As I posted in another thread re. fully relocating and property purchase, I am now considering the logistics of transferring certain possessions from Italy, where I live and reside, to a Portugal interim rental property before buying somewhere.

I am exploring the possibility of moving to a Portugal rental while I am completing my rental obligations in Italy: essentially hoping for a couple of weeks or so rental overlap period in both countries.

I imagine certain registrations are necessary in order to rent a property. If so, could someone advise exactly what? Fiscal code, for example and/or bank account etc? And would such documents be obtainable without a contract of employment (even if this were in the pipeline - my move is fairly contingent upon finding an offer of work in a language school). 
I can see that this would be different if I were looking to buy straight off, but like many here planning a move, I'm seeking to rent before buying.

Thanks for any forthcoming advise.


----------



## canoeman (Mar 3, 2011)

Fiscal number must be obtained in person but can be registered to your Italian address, bank a/c can be opened once you have a fiscal number and again with an Italian address you just change both when you make the move.

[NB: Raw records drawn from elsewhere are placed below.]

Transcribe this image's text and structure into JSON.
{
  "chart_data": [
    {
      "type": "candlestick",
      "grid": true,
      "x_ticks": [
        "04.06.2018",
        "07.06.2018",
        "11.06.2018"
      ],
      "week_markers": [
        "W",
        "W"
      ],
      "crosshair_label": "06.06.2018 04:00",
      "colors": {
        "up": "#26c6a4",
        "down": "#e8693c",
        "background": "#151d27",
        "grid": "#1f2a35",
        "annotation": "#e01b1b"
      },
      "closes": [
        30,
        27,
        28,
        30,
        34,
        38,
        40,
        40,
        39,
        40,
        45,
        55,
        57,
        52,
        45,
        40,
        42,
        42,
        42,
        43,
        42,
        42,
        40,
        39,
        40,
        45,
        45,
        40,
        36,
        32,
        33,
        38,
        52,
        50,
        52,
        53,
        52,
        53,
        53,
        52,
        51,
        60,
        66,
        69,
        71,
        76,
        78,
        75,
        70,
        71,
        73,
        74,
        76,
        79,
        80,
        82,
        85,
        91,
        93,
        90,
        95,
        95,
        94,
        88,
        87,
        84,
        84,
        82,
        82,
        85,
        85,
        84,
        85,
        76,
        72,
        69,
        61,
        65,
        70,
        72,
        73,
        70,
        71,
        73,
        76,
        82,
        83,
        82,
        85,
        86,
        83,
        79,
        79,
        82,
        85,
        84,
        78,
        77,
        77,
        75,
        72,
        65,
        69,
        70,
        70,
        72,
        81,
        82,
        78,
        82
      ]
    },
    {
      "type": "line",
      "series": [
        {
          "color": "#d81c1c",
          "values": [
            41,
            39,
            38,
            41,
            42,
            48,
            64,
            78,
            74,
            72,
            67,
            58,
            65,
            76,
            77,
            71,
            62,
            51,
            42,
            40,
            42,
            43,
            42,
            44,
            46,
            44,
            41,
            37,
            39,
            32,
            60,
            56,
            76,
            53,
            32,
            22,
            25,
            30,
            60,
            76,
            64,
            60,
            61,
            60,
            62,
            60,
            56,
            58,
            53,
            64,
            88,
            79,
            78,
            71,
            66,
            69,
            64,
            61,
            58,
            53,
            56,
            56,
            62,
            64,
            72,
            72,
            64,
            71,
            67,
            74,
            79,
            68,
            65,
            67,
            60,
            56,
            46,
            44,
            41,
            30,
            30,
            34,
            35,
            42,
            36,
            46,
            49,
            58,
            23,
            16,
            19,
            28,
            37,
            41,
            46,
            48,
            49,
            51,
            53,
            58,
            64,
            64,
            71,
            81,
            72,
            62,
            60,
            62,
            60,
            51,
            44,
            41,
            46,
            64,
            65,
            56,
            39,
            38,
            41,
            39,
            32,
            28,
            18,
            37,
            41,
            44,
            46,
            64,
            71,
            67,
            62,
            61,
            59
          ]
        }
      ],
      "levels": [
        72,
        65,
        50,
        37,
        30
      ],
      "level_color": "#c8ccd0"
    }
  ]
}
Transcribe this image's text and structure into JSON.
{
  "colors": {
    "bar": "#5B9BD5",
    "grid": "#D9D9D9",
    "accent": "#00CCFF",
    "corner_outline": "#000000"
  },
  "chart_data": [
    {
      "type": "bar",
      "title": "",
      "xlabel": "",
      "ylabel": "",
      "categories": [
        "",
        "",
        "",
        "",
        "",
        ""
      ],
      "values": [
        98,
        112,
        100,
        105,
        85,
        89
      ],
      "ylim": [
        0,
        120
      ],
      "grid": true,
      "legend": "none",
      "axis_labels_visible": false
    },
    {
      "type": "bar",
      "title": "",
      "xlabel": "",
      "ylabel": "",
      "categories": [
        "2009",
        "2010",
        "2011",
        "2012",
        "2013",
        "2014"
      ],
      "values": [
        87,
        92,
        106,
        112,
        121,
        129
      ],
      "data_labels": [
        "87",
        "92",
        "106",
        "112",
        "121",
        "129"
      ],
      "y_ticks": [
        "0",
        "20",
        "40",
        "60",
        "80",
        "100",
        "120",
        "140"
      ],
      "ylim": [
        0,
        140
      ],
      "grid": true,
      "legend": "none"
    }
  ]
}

You might find Portuguese Banks in Italy they can open an account for you and obtain a temporary Fiscal number but be aware that Temporary number can be a nightmare to turn into a Permanent one


----------



## thouofaninch (Apr 13, 2012)

Thanks, again, CM. 
On the back of response, what is the name of the office to get fiscal no. from, and what other docs will they wish to see? The usual - birth cert, passport etc?
(I'll be in Lisbon next week)


----------



## canoeman (Mar 3, 2011)

Finanacas office i.e. any tax office only Passport reguired and 7€ or the Loja da Cidade


----------



## canoeman (Mar 3, 2011)

Should add that for opening a Bank a/c more reguired this is typical of most banks
Account Opening - Millenniumbcp


----------



## thouofaninch (Apr 13, 2012)

Great - thanks for all the info CM.


----------